Bush led a group of 40 wounded warriors on a fishing trip at the helm of his speedboat Wednesday, three days after his birthday celebration.
 
Evan Sisley, Bush's personal aide, said the former president is fully healed, telling others "being 92 doesn't hurt one bit."
 
The oldest living president took a tumble last July 15 at his Kennebunkport home and fractured a vertebrae, which doctors let heal on its own.
 
Wednesday's "Fishing for Freedom" event featured veterans of conflicts in Korea, Vietnam, Iraq and Afghanistan, and was sponsored by the nonprofit Wounded Heroes Program of Maine.
 
The former president didn't actually go fishing, but he skippered his 38-foot speedboat Fidelity IV down the Kennebunk River to lead 10 other boats to the Atlantic Ocean.
 
Such outings are not unusual. Last summer, a soldier who was badly wounded in Afghanistan proposed to his girlfriend outside Bush's home as the former president watched.
 
Bush has a form of Parkinson's disease and uses a motorized scooter or a wheelchair for mobility, but that hasn't stopped him from going out on his boat.

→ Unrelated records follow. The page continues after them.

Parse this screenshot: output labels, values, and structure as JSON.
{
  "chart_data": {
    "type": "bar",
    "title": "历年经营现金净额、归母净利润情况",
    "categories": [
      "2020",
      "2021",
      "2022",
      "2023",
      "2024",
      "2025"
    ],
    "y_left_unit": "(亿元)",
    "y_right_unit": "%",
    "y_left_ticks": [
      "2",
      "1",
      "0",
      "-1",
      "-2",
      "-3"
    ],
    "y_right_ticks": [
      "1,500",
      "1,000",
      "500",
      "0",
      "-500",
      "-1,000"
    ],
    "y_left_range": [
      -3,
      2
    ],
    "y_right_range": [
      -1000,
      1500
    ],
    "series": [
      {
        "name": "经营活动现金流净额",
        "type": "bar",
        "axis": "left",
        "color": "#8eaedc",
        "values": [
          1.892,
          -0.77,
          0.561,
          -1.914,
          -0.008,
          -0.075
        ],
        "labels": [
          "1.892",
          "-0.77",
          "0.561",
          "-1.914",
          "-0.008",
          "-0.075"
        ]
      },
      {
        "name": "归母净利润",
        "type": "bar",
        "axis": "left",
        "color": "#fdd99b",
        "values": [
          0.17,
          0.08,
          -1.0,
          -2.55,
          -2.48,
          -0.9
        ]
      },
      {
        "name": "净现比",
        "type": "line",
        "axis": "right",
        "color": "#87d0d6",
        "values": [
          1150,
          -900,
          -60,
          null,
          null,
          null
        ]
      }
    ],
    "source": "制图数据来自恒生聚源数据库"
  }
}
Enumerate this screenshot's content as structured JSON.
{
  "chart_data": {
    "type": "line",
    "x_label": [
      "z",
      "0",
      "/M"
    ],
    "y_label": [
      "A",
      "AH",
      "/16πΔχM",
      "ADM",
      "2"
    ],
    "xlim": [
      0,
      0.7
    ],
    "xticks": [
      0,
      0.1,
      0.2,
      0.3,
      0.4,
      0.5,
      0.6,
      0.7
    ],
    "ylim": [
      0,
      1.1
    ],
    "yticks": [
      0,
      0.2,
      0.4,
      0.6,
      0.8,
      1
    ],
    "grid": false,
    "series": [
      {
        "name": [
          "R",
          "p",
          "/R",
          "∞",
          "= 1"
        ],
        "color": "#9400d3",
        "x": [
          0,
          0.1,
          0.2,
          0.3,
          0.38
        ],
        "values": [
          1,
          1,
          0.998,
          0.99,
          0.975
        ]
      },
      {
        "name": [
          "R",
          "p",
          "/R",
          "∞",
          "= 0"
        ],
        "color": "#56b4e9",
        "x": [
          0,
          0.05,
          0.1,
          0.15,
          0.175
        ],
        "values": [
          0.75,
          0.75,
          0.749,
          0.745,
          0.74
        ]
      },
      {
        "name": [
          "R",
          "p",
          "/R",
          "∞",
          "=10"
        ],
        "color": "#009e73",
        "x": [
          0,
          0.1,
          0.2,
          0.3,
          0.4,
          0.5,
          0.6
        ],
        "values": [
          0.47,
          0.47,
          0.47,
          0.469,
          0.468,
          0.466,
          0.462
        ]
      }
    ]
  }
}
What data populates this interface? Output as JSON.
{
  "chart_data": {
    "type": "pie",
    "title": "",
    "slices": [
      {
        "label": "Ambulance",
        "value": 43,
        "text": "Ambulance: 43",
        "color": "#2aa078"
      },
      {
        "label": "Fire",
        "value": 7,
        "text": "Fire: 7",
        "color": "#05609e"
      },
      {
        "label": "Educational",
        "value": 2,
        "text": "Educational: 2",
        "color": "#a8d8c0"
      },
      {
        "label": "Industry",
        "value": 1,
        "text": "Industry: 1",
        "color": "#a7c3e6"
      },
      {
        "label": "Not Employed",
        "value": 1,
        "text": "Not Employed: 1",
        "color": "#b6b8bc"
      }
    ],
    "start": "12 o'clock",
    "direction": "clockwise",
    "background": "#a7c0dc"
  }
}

He is not experiencing any residual pain from his fall, and he's "enjoying the salt air with his family," Sisley said.
 
Bush has been coming to Kennebunkport every summer except during World War II, when he was a naval aviator. His plane was shot down but he survived by bailing out with a parachute.
 
He has parachuted several times since then, most recently celebrating his 90th birthday by making a tandem parachute jump near his Kennebunkport home. His past two birthdays have been low-key, spent with family.